O Mais Porto Santo vai pedir ao Presidente da República para que se digne a passar uns dias no Porto Santo durante este mês de Janeiro, para que possa comprovar o isolamento a que a Ilha está subjugada nesta difícil fase do ano, por força da interrupção da ligação marítima.
“Aquando das comemorações dos 600 anos do descobrimento do Porto Santo, o nosso Presidente da República admitiu regressar em Janeiro, para compreender melhor os problemas dos porto-santenses.
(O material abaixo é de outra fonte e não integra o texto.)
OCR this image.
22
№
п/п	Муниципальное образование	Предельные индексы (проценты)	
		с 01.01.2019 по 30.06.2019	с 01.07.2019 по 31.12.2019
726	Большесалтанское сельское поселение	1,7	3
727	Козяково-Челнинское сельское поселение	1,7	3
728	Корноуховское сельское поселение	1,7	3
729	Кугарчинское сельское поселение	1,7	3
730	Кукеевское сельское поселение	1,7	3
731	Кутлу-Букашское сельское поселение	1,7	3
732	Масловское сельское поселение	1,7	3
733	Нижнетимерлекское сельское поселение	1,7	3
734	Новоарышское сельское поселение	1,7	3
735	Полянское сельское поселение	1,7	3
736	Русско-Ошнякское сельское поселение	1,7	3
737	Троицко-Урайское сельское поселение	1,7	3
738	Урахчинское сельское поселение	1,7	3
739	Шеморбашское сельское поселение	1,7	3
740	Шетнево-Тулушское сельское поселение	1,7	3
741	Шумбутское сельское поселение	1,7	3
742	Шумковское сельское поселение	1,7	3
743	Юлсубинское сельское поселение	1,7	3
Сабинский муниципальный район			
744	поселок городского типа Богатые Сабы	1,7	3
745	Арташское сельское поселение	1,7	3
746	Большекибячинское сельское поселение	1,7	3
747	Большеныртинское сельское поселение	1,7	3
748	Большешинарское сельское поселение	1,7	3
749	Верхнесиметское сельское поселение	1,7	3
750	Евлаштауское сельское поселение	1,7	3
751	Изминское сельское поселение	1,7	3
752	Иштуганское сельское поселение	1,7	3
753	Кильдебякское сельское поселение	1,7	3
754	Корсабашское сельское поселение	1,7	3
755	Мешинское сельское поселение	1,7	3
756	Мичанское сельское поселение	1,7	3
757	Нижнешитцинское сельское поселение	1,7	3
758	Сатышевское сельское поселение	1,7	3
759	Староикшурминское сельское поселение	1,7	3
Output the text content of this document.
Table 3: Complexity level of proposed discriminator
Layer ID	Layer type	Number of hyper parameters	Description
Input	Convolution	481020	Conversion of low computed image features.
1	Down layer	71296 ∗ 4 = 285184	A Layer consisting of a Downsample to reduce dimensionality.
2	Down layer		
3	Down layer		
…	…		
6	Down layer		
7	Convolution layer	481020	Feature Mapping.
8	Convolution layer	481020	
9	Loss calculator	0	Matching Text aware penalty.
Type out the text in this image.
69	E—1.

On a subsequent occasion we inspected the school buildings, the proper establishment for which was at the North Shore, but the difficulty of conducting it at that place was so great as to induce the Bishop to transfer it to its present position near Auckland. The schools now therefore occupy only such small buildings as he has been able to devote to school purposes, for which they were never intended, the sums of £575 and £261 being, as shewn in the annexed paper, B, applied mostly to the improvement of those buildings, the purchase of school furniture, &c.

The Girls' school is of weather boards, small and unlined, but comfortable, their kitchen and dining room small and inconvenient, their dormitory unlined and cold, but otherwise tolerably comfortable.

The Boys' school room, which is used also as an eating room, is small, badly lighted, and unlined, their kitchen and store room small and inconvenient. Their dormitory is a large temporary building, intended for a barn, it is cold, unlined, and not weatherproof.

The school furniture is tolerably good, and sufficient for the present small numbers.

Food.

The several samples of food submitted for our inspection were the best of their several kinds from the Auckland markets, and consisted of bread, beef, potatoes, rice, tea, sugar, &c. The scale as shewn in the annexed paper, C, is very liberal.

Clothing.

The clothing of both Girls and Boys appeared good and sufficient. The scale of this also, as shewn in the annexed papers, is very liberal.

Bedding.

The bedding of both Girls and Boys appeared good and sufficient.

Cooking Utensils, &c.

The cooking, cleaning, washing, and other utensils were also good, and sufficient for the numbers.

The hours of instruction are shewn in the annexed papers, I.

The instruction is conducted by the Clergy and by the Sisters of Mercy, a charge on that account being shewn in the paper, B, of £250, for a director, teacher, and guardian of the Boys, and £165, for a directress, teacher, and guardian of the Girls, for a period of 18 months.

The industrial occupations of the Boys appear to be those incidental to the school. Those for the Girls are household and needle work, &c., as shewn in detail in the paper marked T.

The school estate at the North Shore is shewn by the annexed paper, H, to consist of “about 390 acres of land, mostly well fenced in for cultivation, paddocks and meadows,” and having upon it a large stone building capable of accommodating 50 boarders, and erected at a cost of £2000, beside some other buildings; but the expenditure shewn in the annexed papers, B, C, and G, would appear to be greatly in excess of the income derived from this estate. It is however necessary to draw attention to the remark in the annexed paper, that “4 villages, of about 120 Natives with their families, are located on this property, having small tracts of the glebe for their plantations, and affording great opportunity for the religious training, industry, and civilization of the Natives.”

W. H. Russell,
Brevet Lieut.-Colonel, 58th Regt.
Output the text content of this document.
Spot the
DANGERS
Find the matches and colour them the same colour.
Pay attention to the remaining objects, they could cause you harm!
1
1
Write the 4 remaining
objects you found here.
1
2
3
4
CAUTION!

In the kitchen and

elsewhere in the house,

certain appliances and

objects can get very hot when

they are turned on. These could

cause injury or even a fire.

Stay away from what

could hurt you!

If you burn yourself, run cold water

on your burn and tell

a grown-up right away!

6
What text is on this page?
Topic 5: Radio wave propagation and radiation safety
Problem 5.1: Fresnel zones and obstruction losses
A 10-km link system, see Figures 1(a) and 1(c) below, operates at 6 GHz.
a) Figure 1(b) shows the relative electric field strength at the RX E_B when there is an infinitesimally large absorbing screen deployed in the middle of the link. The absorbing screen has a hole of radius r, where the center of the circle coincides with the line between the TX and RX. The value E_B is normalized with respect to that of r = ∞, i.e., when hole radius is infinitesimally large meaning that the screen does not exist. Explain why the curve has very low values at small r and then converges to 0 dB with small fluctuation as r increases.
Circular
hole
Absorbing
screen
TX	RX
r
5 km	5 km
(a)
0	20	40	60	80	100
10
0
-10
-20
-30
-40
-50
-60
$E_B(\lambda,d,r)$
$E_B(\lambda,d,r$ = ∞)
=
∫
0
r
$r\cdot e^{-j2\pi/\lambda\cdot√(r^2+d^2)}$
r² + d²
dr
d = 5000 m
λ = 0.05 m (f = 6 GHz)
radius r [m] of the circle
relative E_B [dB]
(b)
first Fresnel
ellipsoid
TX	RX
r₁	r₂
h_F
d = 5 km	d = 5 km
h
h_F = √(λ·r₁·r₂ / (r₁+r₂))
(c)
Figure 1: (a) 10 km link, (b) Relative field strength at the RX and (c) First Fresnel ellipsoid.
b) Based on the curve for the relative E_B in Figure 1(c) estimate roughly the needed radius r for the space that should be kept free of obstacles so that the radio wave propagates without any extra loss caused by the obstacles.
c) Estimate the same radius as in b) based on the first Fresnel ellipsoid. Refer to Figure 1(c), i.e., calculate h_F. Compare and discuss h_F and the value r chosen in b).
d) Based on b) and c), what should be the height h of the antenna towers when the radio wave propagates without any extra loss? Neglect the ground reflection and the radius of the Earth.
Por tudo aquilo que se está a passar, pela falta de estratégia e de visão de futuro, acreditamos que a presença do Dr.º Marcelo Rebelo de Sousa poderá ser fundamental para que o Porto Santo deixe de ser desenvolvido de forma miserabilista”, lamentou o vereador José António Castro, considerando que esta situação “tem de ser resolvida definitivamente”.
“Já o dissemos várias vezes que não temos nada contra o operador que detém a concessão da linha ferry, mas é todos os anos a mesma coisa, sem um navio de substituição que permita salvaguardar a economia e o turismo do Porto Santo, através da mobilidade de passageiros”, acusa o líder do Mais Porto Santo frisando que as “operações de cosmética” para minimizar os sérios problemas, têm consequências graves para a economia da ilha e para os porto-santenses que vivem um mês de Janeiro (e alguns dias de Fevereiro) “isolados do Mundo”, sendo certo que “não é com protestos na altura em que acontece a paragem do navio Lobo Marinho, nem mostrando desagrado pelo isolamento em cima do momento, como fez agora e lamentavelmente o Partido Socialista, que se resolvem os problemas”, nem tão pouco com “medidas avulso, em cima do joelho, como o PSD-Madeira procurou fazer que se soluciona um problema eterno”, defende o líder do movimento de cidadãos independentes.
José António Castro insiste que a solução para este eterno problema está dependente da vontade política de quem governa os destinos da Região e do País. “Salvo casos excepcionais, mormente provocados pelo mau tempo, o serviço público tem de ser salvaguardado em qualquer circunstância e as ligações marítimas têm de se realizar durante todo o ano, porque é de vital importância para a economia do Porto Santo e esbate o isolamento. Os nossos governos têm de assumir essa responsabilidade e avançar com decisões definitivas, porque o Porto Santo é também território da Região Autónoma da Madeira”, alerta, salientando que viver numa ilha tem limitações e custos acrescidos, desde logo no exercício do direito à mobilidade.
“Quem vive na Madeira sabe o preço da insularidade, paga e sente a dobrar no Porto Santo. Só se pode entrar ou sair por mar ou pelo ar e quando nos retiram uma dessas alternativas torna-se uma ofensa à dignidade humana. Por isso, tudo iremos fazer para que o Presidente da República nos faça uma visita, urgente, para que confirme presencialmente as privações que todos passamos, ano após ano”, frisa o líder do Mais Porto Santo.